Молчание. Оба смотрели на чайник, точно ожидая от него чуда.

– Скоро закипит, – сказал Лев. – Возьми пока этих карамелек.

Серафим взял, у него задвигалась левая щека. Лев все не решался сесть: сесть значило расположиться к беседе, – он предпочитал стоять или слоняться между кроватью и столом. На бесцветном ковре было рассыпано несколько хвойных игл. Вдруг легкое шипение прекратилось.

– Потух немец, – сказал Серафим.

– Это мы сейчас, – заторопился Лев, – это мы сейчас.

Но спирта в бутылке больше не оказалось.

– Какая история… Я, знаешь, попрошу у хозяйки.

Он вышел в коридор, направляясь в сторону хозяйских апартаментов. Идиотство. Знал, что нужно купить… Дали бы в долг. И забыл. Он постучал в дверь. Никого. Ноль внимания, фунт презрения. Почему она вспомнилась, эта школьная прибаутка? Постучал еще раз. Все темно. Ушла. Он пробрался к кухне. Кухня была предусмотрительно заперта.

Лев постоял в темном коридоре, думая не столько о спирте, сколько о том, какое это облегчение – побыть минуту одному, и как мучительно возвращаться в напряженную комнату, где плотно сидит чужой человек. О чем говорить? Статья о Фарадее в старом номере немецкого журнала. Нет, не то. Когда он вернулся, Серафим стоял у этажерки и разглядывал потрепанные, несчастные на вид книги.

– Вот история, – сказал Лев. – Прямо обидно. Ты ради Бога прости. Может быть…

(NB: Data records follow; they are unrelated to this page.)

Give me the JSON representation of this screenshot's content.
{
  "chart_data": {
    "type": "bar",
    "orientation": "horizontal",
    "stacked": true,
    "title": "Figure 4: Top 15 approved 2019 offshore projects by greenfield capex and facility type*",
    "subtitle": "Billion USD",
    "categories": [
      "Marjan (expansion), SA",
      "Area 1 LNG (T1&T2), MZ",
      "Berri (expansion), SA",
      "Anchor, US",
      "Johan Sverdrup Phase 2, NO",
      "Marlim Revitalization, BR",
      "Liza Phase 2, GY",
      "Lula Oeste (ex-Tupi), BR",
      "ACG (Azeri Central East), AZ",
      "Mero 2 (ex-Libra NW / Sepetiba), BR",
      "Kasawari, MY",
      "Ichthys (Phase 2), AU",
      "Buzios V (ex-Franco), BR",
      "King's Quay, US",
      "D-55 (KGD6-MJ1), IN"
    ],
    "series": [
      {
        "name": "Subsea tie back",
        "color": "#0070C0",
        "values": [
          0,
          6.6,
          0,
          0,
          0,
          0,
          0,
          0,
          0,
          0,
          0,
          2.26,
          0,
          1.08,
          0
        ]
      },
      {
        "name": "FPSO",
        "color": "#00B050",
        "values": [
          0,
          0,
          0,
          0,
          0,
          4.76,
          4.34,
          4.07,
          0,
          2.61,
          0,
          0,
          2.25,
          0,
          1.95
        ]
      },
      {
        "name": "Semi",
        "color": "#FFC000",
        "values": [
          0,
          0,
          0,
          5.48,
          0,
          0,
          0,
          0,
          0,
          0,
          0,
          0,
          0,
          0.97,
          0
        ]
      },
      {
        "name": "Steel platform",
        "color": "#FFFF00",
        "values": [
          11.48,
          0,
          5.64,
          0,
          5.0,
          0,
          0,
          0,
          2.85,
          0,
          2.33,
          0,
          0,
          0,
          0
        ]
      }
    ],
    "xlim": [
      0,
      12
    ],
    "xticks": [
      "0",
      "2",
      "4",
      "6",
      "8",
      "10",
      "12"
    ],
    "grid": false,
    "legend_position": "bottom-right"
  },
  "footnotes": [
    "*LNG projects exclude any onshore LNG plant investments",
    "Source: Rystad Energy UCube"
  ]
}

(Может быть, вода была на краю кипения? Нет. Едва теплая.)

– Ерунда, – сказал Серафим. – Я, признаться, не большой любитель чаю. Ты что, много читаешь?

(Спуститься в кабак за пивом? Не хватит, не дадут. Чорт знает что, на конфеты ухлопал, на елку.)

– Да, читаю, – сказал он вслух. – Ах, как это неприятно, как неприятно. Если бы хозяйка…

– Брось, – сказал Серафим. – Обойдемся. Вот, значит, какие дела. Да. А как вообще? Здоровье как? Здоров? Самое главное – здоровье. А я вот мало читаю, – продолжал он, косясь на этажерку. – Все некогда. На днях в поезде мне попалась под руку…

Из коридора донесся телефонный звон.

– Прости, – сказал Лев. – Ешь, – вот тут сухари, карамели. Я сейчас. – Он поспешно вышел.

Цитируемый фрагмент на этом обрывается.